Half a million more TB deaths in 2020 due to pandemic disruptions: WHO

Around 1.4 million people did not receive treatment for TB in 2020

By DTE Staff
Published: Monday 22 March 2021

Fewer cases of tuberculosis (TB) were notified in 2020 because of the novel coronavirus disease (COVID-19) pandemic and this led to half a million excess deaths from the disease globally, according to data released by World Health Organisation March 21, 2021.

There was a 21 per cent decrease in TB notification owing to lockdowns and other disruptions caused by the pandemic. While 6.3 million TB infections were notified in 2019, the figure fell to 4.9 million last year.

This means, 1.4 million people did not receive treatment for TB in 2020. This led to half a million additional deaths caused by the disease, according to a WHO modelling. 

The UN health agency warned in its analysis that this could set the world back a decade, to the TB mortality level of 2010.

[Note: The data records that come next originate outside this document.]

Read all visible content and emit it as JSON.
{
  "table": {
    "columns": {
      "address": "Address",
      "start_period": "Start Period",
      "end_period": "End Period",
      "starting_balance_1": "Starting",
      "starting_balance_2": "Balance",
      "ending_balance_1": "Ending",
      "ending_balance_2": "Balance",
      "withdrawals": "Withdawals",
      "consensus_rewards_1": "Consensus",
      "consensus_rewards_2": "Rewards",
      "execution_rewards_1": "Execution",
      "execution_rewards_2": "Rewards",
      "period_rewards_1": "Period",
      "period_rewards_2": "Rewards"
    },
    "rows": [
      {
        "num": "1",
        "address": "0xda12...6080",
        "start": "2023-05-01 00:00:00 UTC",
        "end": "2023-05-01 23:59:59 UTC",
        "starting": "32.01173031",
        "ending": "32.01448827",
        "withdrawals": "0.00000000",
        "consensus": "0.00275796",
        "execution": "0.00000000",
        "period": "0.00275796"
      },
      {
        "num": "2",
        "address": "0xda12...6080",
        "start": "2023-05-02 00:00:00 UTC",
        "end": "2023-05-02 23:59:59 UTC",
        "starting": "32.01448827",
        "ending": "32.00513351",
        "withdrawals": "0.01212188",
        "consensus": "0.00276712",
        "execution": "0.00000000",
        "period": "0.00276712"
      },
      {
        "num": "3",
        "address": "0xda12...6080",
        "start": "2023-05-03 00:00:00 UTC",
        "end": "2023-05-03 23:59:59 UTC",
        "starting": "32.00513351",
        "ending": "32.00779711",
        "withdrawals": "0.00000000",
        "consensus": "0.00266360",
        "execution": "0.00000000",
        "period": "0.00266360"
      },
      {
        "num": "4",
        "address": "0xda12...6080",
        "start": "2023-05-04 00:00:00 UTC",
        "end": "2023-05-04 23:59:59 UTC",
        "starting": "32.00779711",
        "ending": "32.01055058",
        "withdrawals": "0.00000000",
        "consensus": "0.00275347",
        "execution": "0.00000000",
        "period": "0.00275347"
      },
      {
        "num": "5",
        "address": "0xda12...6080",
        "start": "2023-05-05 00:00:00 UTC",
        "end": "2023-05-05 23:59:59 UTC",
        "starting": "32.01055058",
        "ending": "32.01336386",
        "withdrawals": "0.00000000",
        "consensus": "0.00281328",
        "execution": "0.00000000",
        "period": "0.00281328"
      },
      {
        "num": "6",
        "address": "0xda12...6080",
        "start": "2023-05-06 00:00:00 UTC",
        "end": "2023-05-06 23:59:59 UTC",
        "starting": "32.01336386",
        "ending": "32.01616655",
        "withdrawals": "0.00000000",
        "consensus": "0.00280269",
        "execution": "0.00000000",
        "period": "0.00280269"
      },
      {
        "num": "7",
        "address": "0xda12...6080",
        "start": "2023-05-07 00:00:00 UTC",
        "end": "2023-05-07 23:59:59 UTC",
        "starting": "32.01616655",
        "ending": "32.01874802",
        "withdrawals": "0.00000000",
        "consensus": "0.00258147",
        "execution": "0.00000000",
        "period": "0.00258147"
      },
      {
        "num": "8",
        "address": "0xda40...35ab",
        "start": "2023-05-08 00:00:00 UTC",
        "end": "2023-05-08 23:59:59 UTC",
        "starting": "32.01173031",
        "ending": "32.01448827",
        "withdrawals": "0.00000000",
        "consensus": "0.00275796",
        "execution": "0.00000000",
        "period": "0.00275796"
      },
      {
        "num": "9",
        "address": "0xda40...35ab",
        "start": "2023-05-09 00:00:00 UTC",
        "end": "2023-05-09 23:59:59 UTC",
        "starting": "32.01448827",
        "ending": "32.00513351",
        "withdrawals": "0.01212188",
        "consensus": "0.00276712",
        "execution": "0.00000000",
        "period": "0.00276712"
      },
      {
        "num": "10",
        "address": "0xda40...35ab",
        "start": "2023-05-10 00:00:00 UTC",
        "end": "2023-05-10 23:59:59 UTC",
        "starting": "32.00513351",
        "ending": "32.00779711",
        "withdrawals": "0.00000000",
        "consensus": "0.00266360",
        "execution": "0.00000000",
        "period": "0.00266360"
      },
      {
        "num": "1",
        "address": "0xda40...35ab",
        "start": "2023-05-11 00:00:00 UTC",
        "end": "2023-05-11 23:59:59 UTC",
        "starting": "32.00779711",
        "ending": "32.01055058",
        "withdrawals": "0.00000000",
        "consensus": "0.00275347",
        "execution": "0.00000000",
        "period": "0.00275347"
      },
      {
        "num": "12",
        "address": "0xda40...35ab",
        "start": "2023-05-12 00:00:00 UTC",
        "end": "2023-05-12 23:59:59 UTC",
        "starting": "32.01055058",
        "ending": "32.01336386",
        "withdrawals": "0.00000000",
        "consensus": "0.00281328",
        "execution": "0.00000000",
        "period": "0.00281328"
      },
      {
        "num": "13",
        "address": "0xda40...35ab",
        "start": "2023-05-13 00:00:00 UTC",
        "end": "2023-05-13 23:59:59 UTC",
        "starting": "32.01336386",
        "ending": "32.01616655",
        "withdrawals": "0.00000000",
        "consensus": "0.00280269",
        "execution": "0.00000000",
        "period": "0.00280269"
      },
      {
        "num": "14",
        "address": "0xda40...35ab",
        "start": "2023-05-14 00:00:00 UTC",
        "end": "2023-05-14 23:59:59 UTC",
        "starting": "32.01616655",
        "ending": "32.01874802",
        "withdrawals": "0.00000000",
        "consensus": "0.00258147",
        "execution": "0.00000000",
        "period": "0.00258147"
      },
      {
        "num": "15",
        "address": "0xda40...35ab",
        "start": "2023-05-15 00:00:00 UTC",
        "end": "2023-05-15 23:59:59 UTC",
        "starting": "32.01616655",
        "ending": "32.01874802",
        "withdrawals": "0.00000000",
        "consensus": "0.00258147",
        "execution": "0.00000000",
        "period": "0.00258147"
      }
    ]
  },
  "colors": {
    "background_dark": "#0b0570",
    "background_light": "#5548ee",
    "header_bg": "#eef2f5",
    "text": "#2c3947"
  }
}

The biggest shortfall in average monthly notification compared to 2019 was in Indonesia (42 per cent). This was followed by South Africa (41 per cent), Philippines (37 per cent) and India (25 per cent). India has the highest TB burden in the world.

Number of new and relapse TB cases per year, 2016-2020



(Source: WHO analysis)

WHO has asked the countries to scale up testing for TB, along with COVID-19. This is of particular concern that that as countries invest more and more molecular tests for investigating COVID-19 cases, the supply of such tests for detecting TB cases has to be maintained.

Also, the fact that symptoms of both the diseases — cough, fever, and breathlessness, are same, a more rigorous TB testing becomes all the more important.

Dr Tedros Adhanom Ghebreyesus, WHO director-general, said:

The effects of COVID-19 go far beyond the death and disease caused by the virus itself. The disruption to essential services for people with TB is just one tragic example of the ways the pandemic is disproportionately affecting some of the world’s poorest people, who were already at higher risk for TB.

The WHO recommended home-based and community-based prevention and care over hospital treatment for TB patients as much as possible to reduce scope for transmission.

The countries have been asked to identify special needs of communities, the populations at highest risk of TB and employ novel tools to address their requirements.

These include use of molecular rapid diagnostic tests, computer-aided detection tointerpret chest radiography and use of a wider range of approaches for screening people living with HIV for TB.